Managing to hold back a sigh of disappointment, Layton slowly unfolded the letter.

Miss Mary Wood,

I am pleased to offer you the position at Farland Meadows in Nottinghamshire. The position includes Sunday mornings free as well as one day off per month and one week per year. I am prepared to offer you a salary of thirty pounds per annum.

Layton stopped. “Thirty pounds per annum.” In his housekeeper’s handwriting. He felt his jaw clench, even as his stomach unknotted. Miss Wood had been telling the truth. But how, he wondered, would Mrs. Sanders explain her insistence that the salary was twenty per?

He hazarded a glance at the governess. She wrung her hands in front of her, still pale and unwilling to meet anyone’s gaze. It seemed she still expected to be found at fault, despite the evidence she’d produced.

And what servant wouldn’t? He himself had pointed out that her position did not hold the weight the housekeeper could claim.

He read on.

We are in immediate need of your services. If you reach Farland Meadows by Christmas Day, you will receive a full quarter’s salary upon arrival.

Yrs., etc.,

Mrs. Sanders

Housekeeper, Farland Meadows

“What day did you arrive at Farland Meadows, Miss Wood?” Layton kept his eyes on the letter in his hands.

“Christmas Eve, sir.”

“Good for you,” he replied, frantically thinking his way through the muddle around him. He didn’t want dissension among the staff, so he needed to tread lightly. He would not, however, tolerate a servant being cheated. “Seven pounds, ten. Worth the effort, I am sure.”

There was a heavy pause.

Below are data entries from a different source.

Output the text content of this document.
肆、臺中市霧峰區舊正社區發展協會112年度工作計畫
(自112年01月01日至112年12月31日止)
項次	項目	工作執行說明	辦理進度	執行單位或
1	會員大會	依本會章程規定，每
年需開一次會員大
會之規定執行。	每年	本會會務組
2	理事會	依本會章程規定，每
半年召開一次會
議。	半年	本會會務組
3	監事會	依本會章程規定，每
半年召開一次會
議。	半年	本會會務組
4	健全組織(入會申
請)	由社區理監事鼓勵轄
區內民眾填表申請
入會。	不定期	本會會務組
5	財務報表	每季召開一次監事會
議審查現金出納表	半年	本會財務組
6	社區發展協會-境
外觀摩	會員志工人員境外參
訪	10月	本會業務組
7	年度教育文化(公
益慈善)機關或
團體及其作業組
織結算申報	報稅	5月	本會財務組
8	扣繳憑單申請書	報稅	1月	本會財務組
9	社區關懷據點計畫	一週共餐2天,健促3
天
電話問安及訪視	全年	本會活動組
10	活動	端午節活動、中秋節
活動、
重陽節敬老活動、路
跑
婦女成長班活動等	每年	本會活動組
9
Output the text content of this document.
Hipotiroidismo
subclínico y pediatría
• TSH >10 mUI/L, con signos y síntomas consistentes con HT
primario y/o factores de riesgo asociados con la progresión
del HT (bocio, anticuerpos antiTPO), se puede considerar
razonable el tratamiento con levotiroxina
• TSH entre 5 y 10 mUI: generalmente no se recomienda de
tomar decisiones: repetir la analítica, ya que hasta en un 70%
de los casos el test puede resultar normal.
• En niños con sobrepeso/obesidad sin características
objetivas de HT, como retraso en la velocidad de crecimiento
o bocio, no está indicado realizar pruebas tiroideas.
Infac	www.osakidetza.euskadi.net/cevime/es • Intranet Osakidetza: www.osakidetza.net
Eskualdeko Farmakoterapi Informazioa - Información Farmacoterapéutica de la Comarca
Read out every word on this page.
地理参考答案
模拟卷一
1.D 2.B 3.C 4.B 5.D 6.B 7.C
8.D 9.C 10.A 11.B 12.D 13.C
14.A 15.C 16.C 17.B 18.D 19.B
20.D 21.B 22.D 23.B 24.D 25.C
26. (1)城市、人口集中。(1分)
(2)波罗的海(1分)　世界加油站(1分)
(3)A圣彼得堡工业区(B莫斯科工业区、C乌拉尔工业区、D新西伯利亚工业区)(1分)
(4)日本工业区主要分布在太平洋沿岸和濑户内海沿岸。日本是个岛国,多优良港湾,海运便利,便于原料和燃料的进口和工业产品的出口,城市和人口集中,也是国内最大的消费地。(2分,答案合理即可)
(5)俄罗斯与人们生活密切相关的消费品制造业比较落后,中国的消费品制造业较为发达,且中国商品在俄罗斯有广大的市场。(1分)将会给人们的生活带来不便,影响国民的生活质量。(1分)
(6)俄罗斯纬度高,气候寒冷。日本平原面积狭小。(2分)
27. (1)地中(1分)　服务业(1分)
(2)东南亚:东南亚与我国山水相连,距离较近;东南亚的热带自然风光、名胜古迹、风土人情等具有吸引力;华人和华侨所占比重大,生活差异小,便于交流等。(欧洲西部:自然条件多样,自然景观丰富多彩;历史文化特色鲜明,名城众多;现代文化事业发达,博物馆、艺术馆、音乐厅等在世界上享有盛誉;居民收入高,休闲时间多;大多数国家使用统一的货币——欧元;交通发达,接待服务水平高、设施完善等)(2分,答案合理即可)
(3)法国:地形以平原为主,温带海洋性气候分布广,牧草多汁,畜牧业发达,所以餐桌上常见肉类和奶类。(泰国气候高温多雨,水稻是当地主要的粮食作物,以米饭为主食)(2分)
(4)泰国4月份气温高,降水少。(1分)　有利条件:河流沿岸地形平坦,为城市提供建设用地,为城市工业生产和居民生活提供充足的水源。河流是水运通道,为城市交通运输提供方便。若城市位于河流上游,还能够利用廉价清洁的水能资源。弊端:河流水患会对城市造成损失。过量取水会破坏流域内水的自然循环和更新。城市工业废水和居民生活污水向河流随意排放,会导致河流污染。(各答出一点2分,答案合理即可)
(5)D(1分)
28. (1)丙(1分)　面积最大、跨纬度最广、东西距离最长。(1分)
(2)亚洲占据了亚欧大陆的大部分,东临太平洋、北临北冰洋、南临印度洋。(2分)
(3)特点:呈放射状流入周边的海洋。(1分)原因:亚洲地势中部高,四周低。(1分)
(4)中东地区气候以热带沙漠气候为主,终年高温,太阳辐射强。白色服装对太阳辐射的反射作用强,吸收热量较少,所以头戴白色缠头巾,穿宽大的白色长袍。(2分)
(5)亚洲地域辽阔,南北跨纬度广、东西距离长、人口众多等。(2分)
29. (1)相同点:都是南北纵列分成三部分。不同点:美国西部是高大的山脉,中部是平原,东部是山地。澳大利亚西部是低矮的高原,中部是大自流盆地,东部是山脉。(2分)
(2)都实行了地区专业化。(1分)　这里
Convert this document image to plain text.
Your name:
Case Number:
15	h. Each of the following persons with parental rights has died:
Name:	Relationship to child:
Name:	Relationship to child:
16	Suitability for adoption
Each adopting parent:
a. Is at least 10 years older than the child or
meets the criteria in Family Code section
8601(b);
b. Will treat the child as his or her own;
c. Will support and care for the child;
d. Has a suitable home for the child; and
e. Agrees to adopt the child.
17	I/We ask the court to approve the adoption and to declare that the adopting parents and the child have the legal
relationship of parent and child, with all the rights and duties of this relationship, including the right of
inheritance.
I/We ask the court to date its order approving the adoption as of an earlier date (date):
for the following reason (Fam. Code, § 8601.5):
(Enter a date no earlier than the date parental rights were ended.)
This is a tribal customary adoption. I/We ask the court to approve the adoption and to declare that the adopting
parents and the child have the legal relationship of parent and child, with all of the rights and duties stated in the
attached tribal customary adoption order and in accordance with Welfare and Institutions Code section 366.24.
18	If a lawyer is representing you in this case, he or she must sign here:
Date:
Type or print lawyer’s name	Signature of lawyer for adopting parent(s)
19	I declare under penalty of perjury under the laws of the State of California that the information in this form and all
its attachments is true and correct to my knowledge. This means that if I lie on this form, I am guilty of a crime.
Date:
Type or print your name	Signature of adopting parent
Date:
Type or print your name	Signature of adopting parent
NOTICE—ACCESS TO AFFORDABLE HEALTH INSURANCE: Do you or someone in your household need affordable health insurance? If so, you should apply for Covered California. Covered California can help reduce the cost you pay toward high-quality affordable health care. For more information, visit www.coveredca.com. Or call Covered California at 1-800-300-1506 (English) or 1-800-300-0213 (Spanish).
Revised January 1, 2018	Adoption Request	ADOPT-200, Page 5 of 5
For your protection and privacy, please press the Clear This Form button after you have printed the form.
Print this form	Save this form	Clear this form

Layton looked up at Miss Wood. She fidgeted, shifting on the spot as if reluctant to reply. Her eyes darted to Mrs. Sanders, and an unpleasant suspicion began sneaking through Layton’s mind.

He turned his eyes to Mrs. Sanders, who, though she maintained her unruffled exterior, seemed a touch uneasy.

“Miss Wood praised your generosity, Mrs. Sanders,” he finally said. “Bonus pay and thirty pounds per annum.” He held the letter up so the housekeeper would know she couldn’t deny it. “It would seem I have a most capable housekeeper. Considering the rate at which we went through nursemaids, I applaud your efforts.”

“Thank you, sir,” Mrs. Sanders replied, looking all boosted confidence. Something about that rubbed Layton wrong.

“And intuitive to hire a governess this time,” Layton added. He watched indecision flit across Mrs. Sanders’s face. He hadn’t failed to notice the vagueness of her offer of employment in Miss Wood’s letter. “Perhaps that will make the difference we have been looking for.”

“Yes, sir.” Mrs. Sanders apparently decided to take credit for a decision Miss Wood claimed she had denied previously.

“I have kept you overlong, Mrs. Sanders,” Layton said.

She nodded and left, her dignity intact, though Layton’s opinion of her had lowered. He sincerely hoped she’d simply remembered wrong during their earlier conversation and that Miss Wood had misunderstood Mrs. Sanders’s explanation. But then, there was the matter of the bonus offered. He hadn’t yet determined how to reconcile that.